The Secondary Neutrons Project in Heidelberg

Radiotherapy using protons or ions offers a distinct advantage compared with photons, as they allow  precise dose delivery to the tumor, minimizing healthy tissue exposure. Secondary neutrons generated during ion beam radiotherapy are an unavoidable by-product of nuclear interactions and can contribute unwanted dose to both patients and medical staff. Our research group “Translational Research for Ion Beam Therapy” (https://www.dkfz.de/en/translational-research-for-ion-beam-therapy) investigates the out-of-field doses generated during ion beam therapy, with the ultimate goal of improving the radiotherapy treatments delivered to cancer patients. For these, our research activities span from the development of experimental detection techniques to high-performance computational Monte Carlo (MC) simulations.

In this paper, we investigated secondary neutrons from room scattering during ion radiotherapy. Many of these neutrons originate from scattering off the walls, ceiling, floor, and surrounding equipment. Despite their importance for radiation protection, the effect of treatment room structures on neutron scattering has not been fully quantified for different ion species. We analyze how protons, helium, carbon, and oxygen ions at clinically relevant energies contribute to this secondary neutron dose. Experimental measurements were complemented by detailed MC simulations that replicated the irradiation room geometry, including shielding structures and major equipment.

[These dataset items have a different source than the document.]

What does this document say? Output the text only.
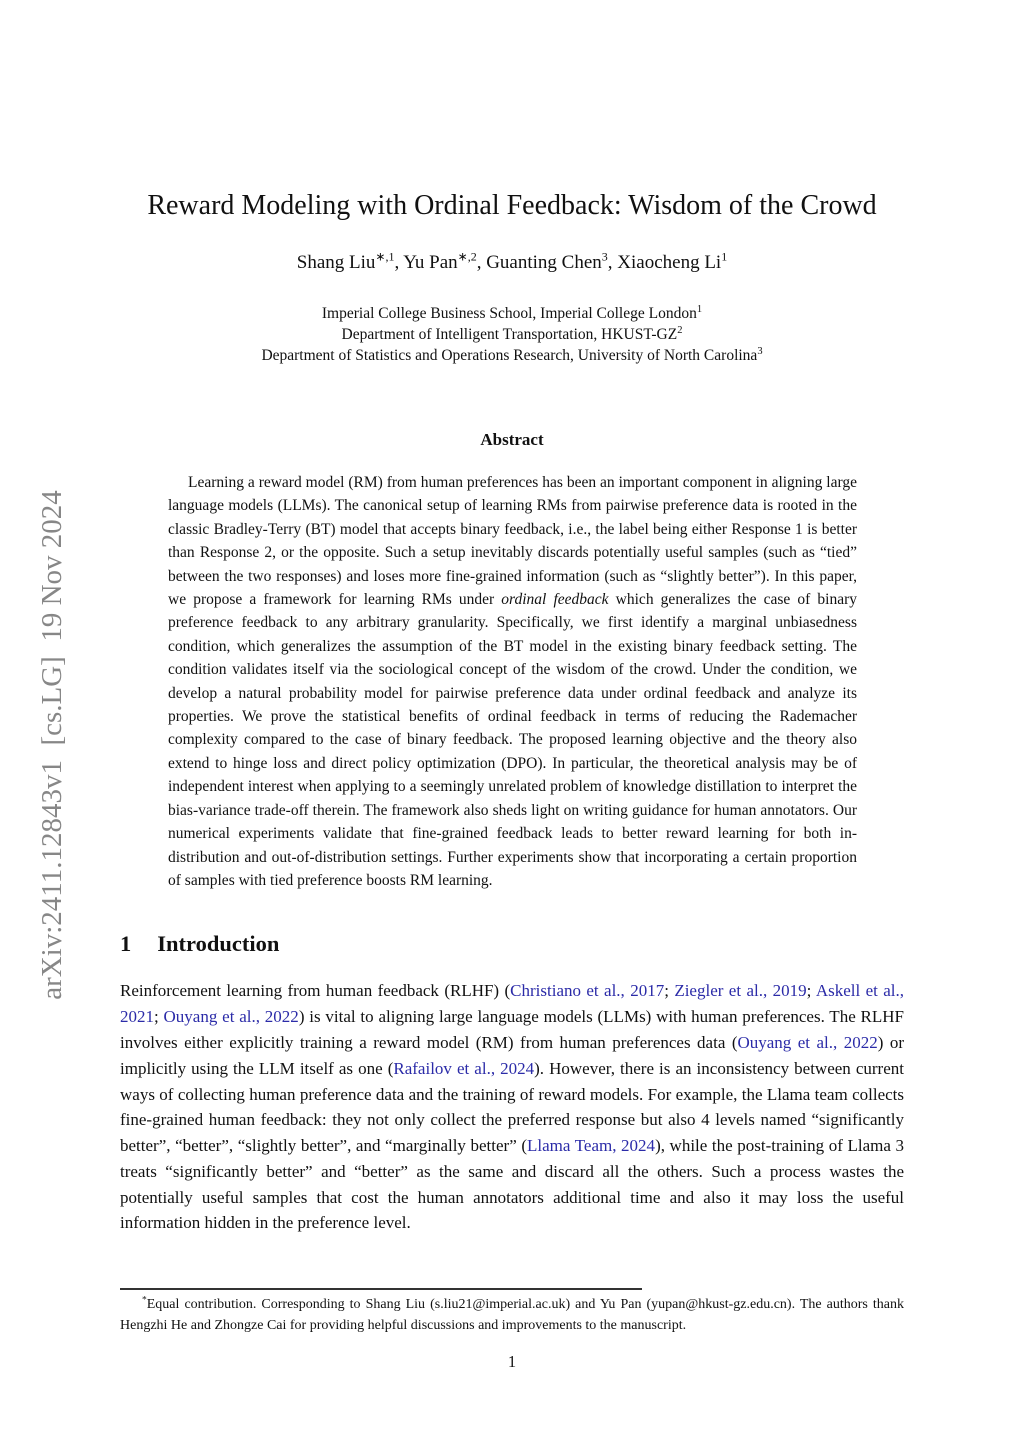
arXiv:2411.12843v1  [cs.LG]  19 Nov 2024
Reward Modeling with Ordinal Feedback: Wisdom of the Crowd
Shang Liu$^{∗,1}$, Yu Pan$^{∗,2}$, Guanting Chen$^3$, Xiaocheng Li$^1$
Imperial College Business School, Imperial College London$^1$
Department of Intelligent Transportation, HKUST-$GZ^2$
Department of Statistics and Operations Research, University of North Carolina$^3$
Abstract
Learning a reward model (RM) from human preferences has been an important component in aligning large language models (LLMs). The canonical setup of learning RMs from pairwise preference data is rooted in the classic Bradley-Terry (BT) model that accepts binary feedback, i.e., the label being either Response 1 is better than Response 2, or the opposite. Such a setup inevitably discards potentially useful samples (such as “tied” between the two responses) and loses more fine-grained information (such as “slightly better”). In this paper, we propose a framework for learning RMs under ordinal feedback which generalizes the case of binary preference feedback to any arbitrary granularity. Specifically, we first identify a marginal unbiasedness condition, which generalizes the assumption of the BT model in the existing binary feedback setting. The condition validates itself via the sociological concept of the wisdom of the crowd. Under the condition, we develop a natural probability model for pairwise preference data under ordinal feedback and analyze its properties. We prove the statistical benefits of ordinal feedback in terms of reducing the Rademacher complexity compared to the case of binary feedback. The proposed learning objective and the theory also extend to hinge loss and direct policy optimization (DPO). In particular, the theoretical analysis may be of independent interest when applying to a seemingly unrelated problem of knowledge distillation to interpret the bias-variance trade-off therein. The framework also sheds light on writing guidance for human annotators. Our numerical experiments validate that fine-grained feedback leads to better reward learning for both in-distribution and out-of-distribution settings. Further experiments show that incorporating a certain proportion of samples with tied preference boosts RM learning.
1 Introduction
Reinforcement learning from human feedback (RLHF) (Christiano et al., 2017; Ziegler et al., 2019; Askell et al., 2021; Ouyang et al., 2022) is vital to aligning large language models (LLMs) with human preferences. The RLHF involves either explicitly training a reward model (RM) from human preferences data (Ouyang et al., 2022) or implicitly using the LLM itself as one (Rafailov et al., 2024). However, there is an inconsistency between current ways of collecting human preference data and the training of reward models. For example, the Llama team collects fine-grained human feedback: they not only collect the preferred response but also 4 levels named “significantly better”, “better”, “slightly better”, and “marginally better” (Llama Team, 2024), while the post-training of Llama 3 treats “significantly better” and “better” as the same and discard all the others. Such a process wastes the potentially useful samples that cost the human annotators additional time and also it may loss the useful information hidden in the preference level.
*Equal contribution. Corresponding to Shang Liu (s.liu21@imperial.ac.uk) and Yu Pan (yupan@hkust-gz.edu.cn). The authors thank Hengzhi He and Zhongze Cai for providing helpful discussions and improvements to the manuscript.
1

To obtain statistically reliable results for the MC simulations within a reasonably low uncertainty, multiple simulations had to be run in parallel. This was possible thanks to the computational resources of the BwUniCluster 3.0. Our research revealed good agreement between measurements and MC simulations across the four primary ions, demonstrating that the simulated geometry reliably reproduced the secondary neutron field. On average, the room return effect accounted 48 % to 59 % of the total ambient dose equivalent, underlying the relevance of such high-performance simulations including detailed geometry.

The room return effect can vary depending on the geometry of the treatment room. Accurate modeling of the treatment room increases the reliability of MC simulations and helps reduce uncertainties in secondary neutron dose, which is particularly important for vulnerable patients such as children or pregnant women. With the use of the cluster, we plan to perform studies using CTs of phantoms imitating the anatomy of patients, potentially allowing more patients to benefit from this treatment modality.